RFV: Uitzonderingspositie G4 in het gemeentefonds is niet transparant

De uitkeringen die de vier grote steden uit het gemeentefonds ontvangen, moeten opnieuw tegen het licht worden gehouden. Anders dan de andere gemeenten ontvangen de vier steden sinds 1997 een vast bedrag bovenop de ‘gewone’ uitkering uit het gemeentefonds. De argumenten daarvoor waren destijds valide, maar zijn inmiddels achterhaald. Dat concludeert de Raad voor de financiële verhoudingen (Rfv) in zijn advies aan het kabinet 'Naar een transparante financiële verhouding tussen het Rijk en de vier grote steden'.

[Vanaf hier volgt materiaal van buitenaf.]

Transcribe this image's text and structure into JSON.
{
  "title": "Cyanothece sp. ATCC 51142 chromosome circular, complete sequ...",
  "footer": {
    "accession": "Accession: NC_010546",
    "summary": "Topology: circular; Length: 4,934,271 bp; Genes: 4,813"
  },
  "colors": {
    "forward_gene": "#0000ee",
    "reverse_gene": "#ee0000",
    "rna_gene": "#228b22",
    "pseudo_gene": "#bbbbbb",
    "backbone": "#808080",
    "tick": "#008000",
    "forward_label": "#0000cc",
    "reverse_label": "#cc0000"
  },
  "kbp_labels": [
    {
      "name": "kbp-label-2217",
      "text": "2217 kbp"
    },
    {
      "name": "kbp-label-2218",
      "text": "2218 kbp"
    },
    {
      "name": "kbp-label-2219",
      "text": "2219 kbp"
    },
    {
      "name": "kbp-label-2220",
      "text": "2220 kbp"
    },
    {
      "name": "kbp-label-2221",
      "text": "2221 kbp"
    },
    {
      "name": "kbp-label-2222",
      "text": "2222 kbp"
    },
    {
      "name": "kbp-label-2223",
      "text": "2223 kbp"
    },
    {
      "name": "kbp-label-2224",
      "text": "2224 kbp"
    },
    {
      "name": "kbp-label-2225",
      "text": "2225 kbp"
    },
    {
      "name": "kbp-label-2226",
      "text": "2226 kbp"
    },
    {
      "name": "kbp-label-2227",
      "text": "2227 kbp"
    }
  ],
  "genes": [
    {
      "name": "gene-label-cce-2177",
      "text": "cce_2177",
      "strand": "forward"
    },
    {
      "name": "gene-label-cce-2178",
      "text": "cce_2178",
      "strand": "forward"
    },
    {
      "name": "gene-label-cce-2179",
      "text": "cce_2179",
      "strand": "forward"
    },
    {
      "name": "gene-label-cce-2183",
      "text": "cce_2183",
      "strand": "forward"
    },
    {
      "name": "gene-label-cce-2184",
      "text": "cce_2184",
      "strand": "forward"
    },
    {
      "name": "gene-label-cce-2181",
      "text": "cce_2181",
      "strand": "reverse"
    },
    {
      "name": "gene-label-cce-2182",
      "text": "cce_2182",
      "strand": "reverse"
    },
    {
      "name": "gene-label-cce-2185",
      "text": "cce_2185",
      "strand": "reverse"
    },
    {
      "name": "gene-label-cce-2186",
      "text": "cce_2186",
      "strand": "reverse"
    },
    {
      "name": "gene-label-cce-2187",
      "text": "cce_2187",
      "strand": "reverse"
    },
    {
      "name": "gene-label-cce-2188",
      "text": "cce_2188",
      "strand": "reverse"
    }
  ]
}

Amsterdam, Rotterdam, Den Haag en Utrecht ontvangen sinds 1997 een vast bedrag uit het gemeentefonds in aanvulling op de gewone algemene uitkering uit het gemeentefonds. In 2009 was dit voor Amsterdam 299 miljoen euro, op een totaal van 1.391 miljoen euro. Voor Rotterdam 168 miljoen euro (totaal 1.011 miljoen euro), voor Den Haag 128 miljoen euro (totaal 761 miljoen euro) en voor Utrecht 71 miljoen euro (totaal 392 miljoen euro). De Rfv constateert dat midden jaren negentig terecht tot deze uitkering is besloten.

Achterhaald

De Rfv constateert echter ook dat de argumenten uit de jaren negentig om grote extra bedragen aan de G4 toe te kennen, zijn achterhaald. Via het gemeentefonds kan inmiddels op andere, meer transparante en objectieve wijze rekening worden gehouden met de bijzondere kosten van de G4. Dat kan ook zijn doorwerking hebben naar andere grote gemeenten. Nader onderzoek is daarvoor wel nodig. Op drie terreinen doet de Raad daar voorstellen voor.

Periodiek onderzoek

Meer inzicht in de kosten van de G4 en in de factoren die die kosten bepalen, is nodig. Dit kan door in het zogenoemde Periodiek Onderhoudsrapport van het ministerie van BZK voortaan ook aandacht aan de G4 te besteden. Dit maakt het bovendien mogelijk de G4, de G27 en de overige gemeenten met elkaar te vergelijken.

Wegen, Kunst en Volkshuisvesting

De G4 geven meer uit aan Wegen en water en aan Kunst en ontspanning dan wat het gemeentefonds uitkeert. Ze geven echter minder uit aan Volkshuisvesting, ruimtelijke ordening en stedelijke vernieuwing. Dat geldt overigens ook voor andere grote gemeenten. Nader onderzoek moet volgens de Rfv uitwijzen waardoor dit komt en of de verdeling moet worden aangepast.

Nog steeds bijzonder

Het gemeentefonds houdt volgens de Rfv mogelijk onvoldoende rekening met de volgende factoren waar de G4 mee te maken hebben:

-De cumulatie van problemen van sommige inwoners van de vier grote steden: verslaving, psychische problemen en armoede/zwerven.

-De centrumfunctie. Het gemeentefonds kent nu alleen een regionale centrumfunctie van de steden. Maar de grote vier hebben ook een nationale en zelfs een internationale centrumfunctie.

-De steden kennen een hogere in- en uitstroom van inwoners. Wie instroomt, heeft vaak een laag inkomen, wie uitstroomt een hoger inkomen. De steden vervullen op die manier een emancipatiefunctie, die om voortdurende investeringen vraagt. En de sociale cohesie staat door de vele verhuisbewegingen onder druk.

-De verdeelmaatstaf ‘minderheden’ is achterhaald. Een nieuwe maatstaf 'niet-westerse allochtonen' benadert de werkelijkheid beter.

Transparantie

De Rfv vindt samengevat dat een nader onderzoek recht kan doen aan zowel de financiële positie van de G4 in het gemeentefonds als aan die van de andere (grotere) gemeenten. Transparantie is daarbij voorwaarde.